Nationalisation plans in the gold industry will likely revitalize legal challenges made by companies whose operations were blocked in February 2011. Canadian mining company Crystallex International Corp. and Gold Reserve Inc. are both pursuing international arbitration, seeking $3.8bn compensation, after the government terminated contracts.
Repatriation of international reserves
Repatriation of international reserves may limit Venezuela’s dependence on the economic performance of countries where it is held. It is estimated that the Central Bank of Venezuela owns 365.8 tonnes of gold, 211 tonnes of which are held overseas in banks in the UK, US and Switzerland. Following Chavez’s announcement, Finance Minister Jorge Giordani referred to the threat of economic instability in both the US and Europe. Giordani specifically highlighted the potential for sovereign debt crises in the US and EU which could jeopardize the security of Venezuela’s reserves.
However, in a repatriation scenario, the security of Venezuela’s international reserves will also be at risk due to the potential fluctuation of the price of gold. This will be of particular concern due to the fact that the country is already heavily reliant on international oil prices.
Perhaps of greater worth to Chavez, repatriation will limit the opportunity for ‘hostile’ countries to freeze Venezuela’s assets with international sanctions. In his announcement, Chavez posed events in Libya as an example, stating that there was ‘practically a confiscation of …resources’. Chavez will instead aim to strengthen ties with political allies by linking Venezuela’s economy to that of the BRIC nations, and switching reserves to BRIC investments.
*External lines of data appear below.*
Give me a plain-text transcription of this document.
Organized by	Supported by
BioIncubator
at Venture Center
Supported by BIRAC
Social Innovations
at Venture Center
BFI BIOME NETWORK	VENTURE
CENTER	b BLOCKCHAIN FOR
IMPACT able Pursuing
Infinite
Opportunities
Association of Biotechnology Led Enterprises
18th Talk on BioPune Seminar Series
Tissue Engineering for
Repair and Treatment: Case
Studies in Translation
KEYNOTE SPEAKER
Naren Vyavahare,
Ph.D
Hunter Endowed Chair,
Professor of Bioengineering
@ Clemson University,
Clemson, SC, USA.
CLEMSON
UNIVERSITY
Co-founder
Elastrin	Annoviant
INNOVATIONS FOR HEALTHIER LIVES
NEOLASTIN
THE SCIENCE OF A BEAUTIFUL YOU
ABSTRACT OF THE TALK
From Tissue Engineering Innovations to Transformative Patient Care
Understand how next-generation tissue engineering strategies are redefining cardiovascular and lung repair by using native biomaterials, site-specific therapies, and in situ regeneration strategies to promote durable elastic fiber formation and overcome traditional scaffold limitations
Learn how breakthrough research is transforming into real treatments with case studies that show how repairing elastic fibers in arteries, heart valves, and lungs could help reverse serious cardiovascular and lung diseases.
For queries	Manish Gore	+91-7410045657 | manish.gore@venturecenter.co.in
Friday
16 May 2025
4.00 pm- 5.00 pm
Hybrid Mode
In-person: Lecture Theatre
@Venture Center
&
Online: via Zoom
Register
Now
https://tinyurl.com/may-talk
Nationalisation and repatriation will further strain relations between Venezuela and the west, and the US in particular. In reaction to repatriation and diversion from western economies, it is possible that Venezuela may be subject to raised interest rates on its debt and a substantial cut in its credit rating.
Venezuela is unlikely to capitalise on the wealth of resources available due to insufficient funding and expertise and the investment climate will be severely impacted by increasing intent to nationalize key industries. This in turn will hinder economic growth.